Now in these dinners, Lucian Gay, who had brilliant conversational powers, and who possessed all the resources of boon companionship, would be an invaluable ally. He was therefore admitted, and inspired both by the present enjoyment, and the future to which it might lead, his exertions were untiring, various, most successful. Rigby’s dinners became still, more celebrated. It, however, necessarily followed that the guests who were charmed by Gay, wished Gay also to be their guest. Rigby was very jealous of this, but it was inevitable; still by constant manoeuvre, by intimations of some exercise, some day or other, of substantial patronage in his behalf, by a thousand little arts by which he carved out work for Gay which often prevented him accepting invitations to great houses in the country, by judicious loans of small sums on Lucian’s notes of hand and other analogous devices, Rigby contrived to keep the wit in a fair state of bondage and dependence.
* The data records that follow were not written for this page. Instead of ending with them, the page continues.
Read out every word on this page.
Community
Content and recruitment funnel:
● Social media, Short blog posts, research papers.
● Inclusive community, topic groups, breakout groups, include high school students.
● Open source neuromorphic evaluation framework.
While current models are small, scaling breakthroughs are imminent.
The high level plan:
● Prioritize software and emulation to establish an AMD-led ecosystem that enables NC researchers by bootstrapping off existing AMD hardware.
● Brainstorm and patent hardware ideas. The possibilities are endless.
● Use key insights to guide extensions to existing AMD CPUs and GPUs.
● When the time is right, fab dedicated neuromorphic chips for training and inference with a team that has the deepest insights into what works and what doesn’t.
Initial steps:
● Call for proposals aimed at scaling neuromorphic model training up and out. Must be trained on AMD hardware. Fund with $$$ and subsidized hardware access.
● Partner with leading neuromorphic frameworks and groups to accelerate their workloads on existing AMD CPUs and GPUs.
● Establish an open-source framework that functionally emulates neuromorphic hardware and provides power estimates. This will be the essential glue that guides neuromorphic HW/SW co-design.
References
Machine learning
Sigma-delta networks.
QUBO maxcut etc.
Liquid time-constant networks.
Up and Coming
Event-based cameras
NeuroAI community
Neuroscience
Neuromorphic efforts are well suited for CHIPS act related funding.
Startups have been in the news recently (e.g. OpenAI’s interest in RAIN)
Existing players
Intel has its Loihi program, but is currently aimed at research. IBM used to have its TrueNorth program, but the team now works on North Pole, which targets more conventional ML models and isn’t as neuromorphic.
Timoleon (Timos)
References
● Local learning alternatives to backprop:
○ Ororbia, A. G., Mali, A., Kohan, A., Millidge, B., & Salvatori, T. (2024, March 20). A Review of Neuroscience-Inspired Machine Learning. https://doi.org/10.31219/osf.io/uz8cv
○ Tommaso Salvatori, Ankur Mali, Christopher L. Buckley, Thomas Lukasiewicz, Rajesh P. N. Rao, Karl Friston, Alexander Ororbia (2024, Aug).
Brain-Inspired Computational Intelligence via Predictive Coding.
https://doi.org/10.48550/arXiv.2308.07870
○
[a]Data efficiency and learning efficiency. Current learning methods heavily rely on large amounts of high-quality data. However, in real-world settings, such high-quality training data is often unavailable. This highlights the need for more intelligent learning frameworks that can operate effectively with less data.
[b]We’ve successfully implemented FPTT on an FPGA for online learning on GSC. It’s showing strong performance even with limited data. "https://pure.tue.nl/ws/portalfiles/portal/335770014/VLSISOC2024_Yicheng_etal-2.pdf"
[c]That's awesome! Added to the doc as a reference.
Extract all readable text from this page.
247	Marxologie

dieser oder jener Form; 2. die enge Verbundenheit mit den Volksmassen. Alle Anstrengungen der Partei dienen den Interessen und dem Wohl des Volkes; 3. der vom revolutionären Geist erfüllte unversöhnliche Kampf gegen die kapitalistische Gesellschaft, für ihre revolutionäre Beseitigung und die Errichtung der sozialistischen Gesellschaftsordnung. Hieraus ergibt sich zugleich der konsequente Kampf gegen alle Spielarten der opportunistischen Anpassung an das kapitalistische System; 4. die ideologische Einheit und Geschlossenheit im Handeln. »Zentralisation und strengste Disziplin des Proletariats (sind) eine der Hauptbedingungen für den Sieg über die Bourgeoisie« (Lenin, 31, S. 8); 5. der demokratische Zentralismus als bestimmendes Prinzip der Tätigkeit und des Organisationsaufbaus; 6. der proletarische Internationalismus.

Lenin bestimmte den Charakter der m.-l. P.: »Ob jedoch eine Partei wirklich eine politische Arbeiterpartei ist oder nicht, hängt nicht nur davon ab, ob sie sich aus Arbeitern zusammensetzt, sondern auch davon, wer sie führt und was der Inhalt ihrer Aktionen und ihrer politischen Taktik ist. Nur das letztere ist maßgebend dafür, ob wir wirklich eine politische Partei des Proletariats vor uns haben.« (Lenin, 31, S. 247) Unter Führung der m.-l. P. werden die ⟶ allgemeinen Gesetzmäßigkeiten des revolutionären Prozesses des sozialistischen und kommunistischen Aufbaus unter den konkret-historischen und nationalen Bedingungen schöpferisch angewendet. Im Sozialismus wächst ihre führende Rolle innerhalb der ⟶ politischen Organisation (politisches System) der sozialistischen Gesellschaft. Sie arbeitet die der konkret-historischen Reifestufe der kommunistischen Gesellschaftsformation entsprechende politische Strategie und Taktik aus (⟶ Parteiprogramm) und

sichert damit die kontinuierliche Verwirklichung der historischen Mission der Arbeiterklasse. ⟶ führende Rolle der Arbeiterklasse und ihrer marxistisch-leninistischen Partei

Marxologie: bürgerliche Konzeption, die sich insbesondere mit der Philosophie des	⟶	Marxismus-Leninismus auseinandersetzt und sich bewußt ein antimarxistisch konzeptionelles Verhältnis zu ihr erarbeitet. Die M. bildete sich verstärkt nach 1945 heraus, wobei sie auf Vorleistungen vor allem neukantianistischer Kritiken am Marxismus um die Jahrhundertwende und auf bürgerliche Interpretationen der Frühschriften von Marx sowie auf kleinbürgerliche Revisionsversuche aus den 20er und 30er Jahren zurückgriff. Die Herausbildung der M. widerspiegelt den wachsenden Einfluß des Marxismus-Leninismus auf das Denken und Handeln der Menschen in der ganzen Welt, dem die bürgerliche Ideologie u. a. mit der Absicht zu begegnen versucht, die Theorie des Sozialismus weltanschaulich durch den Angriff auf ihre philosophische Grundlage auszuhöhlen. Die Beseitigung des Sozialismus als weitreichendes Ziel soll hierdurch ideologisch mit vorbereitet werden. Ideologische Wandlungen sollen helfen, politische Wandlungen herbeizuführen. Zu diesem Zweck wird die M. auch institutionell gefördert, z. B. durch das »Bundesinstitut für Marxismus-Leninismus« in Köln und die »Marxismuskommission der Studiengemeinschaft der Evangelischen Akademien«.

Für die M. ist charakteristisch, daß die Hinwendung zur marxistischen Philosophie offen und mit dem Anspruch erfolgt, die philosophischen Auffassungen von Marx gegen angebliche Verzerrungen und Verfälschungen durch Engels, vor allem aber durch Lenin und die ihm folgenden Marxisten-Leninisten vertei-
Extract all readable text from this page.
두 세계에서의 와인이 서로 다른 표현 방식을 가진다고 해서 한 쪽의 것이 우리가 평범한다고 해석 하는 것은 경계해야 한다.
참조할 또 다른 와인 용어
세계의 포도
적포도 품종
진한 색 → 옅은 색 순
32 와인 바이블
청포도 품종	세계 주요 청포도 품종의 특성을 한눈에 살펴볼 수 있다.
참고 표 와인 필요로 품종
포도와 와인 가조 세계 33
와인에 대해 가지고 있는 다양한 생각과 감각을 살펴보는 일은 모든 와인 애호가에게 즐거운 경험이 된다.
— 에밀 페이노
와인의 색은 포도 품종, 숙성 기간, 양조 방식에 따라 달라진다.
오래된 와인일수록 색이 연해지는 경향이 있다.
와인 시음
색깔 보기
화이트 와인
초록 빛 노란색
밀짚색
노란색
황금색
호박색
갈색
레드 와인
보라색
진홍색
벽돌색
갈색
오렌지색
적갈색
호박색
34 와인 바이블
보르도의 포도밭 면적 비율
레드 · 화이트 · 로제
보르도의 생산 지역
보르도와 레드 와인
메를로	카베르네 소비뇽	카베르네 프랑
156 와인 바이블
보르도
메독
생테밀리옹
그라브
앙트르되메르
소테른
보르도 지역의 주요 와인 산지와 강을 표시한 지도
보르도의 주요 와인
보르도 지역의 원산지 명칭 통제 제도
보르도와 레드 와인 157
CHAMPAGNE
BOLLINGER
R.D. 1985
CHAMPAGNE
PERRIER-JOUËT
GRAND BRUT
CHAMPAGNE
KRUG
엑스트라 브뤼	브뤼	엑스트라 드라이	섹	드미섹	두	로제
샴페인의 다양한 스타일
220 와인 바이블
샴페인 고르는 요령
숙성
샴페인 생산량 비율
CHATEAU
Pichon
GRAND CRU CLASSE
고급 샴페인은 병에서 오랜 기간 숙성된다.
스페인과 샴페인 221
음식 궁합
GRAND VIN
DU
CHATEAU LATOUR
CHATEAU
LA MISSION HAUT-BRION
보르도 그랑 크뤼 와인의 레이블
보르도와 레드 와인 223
One thing Rigby was resolved on: Gay should never get into Monmouth House. That was an empyrean too high for his wing to soar in. Rigby kept that social monopoly distinctively to mark the relation that subsisted between them as patron and client. It was something to swagger about when they were together after their second bottle of claret. Rigby kept his resolution for some years, which the frequent and prolonged absence of the Marquess rendered not very difficult. But we are the creatures of circumstances; at least the Rigby race particularly. Lord Monmouth returned to England one year, and wanted to be amused. He wanted a jester: a man about him who would make him, not laugh, for that was impossible, but smile more frequently, tell good stories, say good things, and sing now and then, especially French songs. Early in life Rigby would have attempted all this, though he had neither fun, voice, nor ear. But his hold on Lord Monmouth no longer depended on the mere exercise of agreeable qualities, he had become indispensable to his lordship, by more serious if not higher considerations. And what with auditing his accounts, guarding his boroughs, writing him, when absent, gossip by every post and when in England deciding on every question and arranging every matter which might otherwise have ruffled the sublime repose of his patron’s existence, Rigby might be excused if he shrank a little from the minor part of table wit, particularly when we remember all his subterranean journalism, his acid squibs, and his malicious paragraphs, and, what Tadpole called, his ‘slashing articles.’